Jeune étudiant, mon premier vrai métier a été celui de secrétaire de rédaction pigiste à la Comédie-Française, où je secondais Jean-Loup Rivière dans la publication des organes maison. J’ai eu la chance d’y travailler en étroite collaboration avec le graphiste Jacques Douin, connu notamment pour ses couvertures de la collection J’ai Lu.
Je garde le souvenir très précis du jour où j’ai compris ce qu’était une illustration. C’était en 1986, nous préparions le numéro de la Gazette du Français consacré à la présentation de la saison suivante. Parmi les photos de scène, un portrait par Enguerand de Roland Bertin dans son costume de mamamouchi (Le Bourgeois gentilhomme, mise en scène de Jean-Luc Boutté).
Photoshop n’existait pas, la maquette se faisait encore à la colle et aux ciseaux. Et je revois maître Jacques, armé d’un pot de gouache blanche, repasser avec soin sur les contours de l’énorme chapeau, puis masquer le bas de la photographie. Faire apparaître une autre image, dessinée par son imagination, qui n’existait pas la minute d’avant.
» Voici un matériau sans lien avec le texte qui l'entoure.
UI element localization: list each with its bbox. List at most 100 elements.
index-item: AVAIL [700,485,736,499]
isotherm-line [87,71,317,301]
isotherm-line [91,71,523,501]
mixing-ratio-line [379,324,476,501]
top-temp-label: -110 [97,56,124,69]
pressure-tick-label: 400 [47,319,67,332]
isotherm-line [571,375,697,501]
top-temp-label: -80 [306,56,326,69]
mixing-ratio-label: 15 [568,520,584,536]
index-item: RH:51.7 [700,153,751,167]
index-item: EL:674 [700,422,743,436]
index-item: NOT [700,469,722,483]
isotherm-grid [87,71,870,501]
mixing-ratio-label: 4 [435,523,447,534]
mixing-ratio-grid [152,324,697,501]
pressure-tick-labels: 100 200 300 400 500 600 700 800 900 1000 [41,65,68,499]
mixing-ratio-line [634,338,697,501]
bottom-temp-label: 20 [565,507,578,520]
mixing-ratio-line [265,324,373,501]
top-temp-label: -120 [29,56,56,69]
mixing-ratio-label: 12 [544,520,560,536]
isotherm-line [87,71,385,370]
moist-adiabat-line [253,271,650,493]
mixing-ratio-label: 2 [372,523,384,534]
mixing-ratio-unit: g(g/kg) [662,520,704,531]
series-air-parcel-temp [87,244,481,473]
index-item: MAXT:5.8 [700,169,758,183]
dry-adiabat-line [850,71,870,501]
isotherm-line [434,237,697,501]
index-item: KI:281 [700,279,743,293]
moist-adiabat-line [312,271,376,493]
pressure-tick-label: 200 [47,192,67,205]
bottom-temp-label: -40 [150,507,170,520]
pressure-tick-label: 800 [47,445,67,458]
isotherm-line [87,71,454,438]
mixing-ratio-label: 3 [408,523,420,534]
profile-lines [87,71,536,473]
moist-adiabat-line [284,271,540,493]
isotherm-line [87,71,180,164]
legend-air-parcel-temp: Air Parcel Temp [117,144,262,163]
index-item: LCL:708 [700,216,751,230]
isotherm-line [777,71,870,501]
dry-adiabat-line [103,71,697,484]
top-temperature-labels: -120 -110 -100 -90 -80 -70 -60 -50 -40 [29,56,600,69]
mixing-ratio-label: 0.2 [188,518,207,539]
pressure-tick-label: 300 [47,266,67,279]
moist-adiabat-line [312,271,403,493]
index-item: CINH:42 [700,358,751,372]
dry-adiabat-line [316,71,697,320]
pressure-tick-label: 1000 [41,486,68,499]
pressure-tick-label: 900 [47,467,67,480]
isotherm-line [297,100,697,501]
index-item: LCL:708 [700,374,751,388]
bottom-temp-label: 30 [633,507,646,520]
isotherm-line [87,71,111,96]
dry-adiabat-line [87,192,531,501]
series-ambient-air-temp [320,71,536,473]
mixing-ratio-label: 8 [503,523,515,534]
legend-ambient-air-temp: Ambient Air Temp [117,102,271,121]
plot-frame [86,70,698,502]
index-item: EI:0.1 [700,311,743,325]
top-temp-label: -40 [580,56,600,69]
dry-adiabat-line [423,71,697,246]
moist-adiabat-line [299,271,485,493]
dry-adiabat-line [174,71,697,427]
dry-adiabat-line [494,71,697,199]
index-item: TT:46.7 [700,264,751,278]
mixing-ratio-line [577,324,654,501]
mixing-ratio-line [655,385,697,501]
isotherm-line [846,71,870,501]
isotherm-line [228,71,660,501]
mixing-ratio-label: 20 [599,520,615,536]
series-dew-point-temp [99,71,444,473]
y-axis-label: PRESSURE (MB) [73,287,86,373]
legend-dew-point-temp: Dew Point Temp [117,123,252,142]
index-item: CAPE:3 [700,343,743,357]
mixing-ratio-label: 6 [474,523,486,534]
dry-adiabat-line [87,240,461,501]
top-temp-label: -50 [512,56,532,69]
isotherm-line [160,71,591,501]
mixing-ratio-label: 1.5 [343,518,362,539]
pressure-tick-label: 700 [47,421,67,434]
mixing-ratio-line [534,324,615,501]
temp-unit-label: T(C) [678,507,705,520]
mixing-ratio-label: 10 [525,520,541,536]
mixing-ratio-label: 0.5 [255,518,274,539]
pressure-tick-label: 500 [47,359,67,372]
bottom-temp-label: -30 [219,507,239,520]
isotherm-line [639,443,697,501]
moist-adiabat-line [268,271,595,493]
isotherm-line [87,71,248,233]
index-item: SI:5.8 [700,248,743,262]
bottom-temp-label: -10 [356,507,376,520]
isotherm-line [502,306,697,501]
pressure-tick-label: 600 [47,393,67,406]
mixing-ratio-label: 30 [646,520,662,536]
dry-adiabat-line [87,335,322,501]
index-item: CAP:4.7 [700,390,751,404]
Comme toutes les publications, la forme achevée de la couverture montre cette image tout en masquant le travail d’invention qui la crée. Pour l’apercevoir, il fallait être dans l’atelier, un soir de printemps, et regarder silencieusement la naissance d’une illustration.
(Extrait de la présentation, « Outils et problématiques de recherche« , masterclass Lhivic-Paroles d’images, 22/01/2010).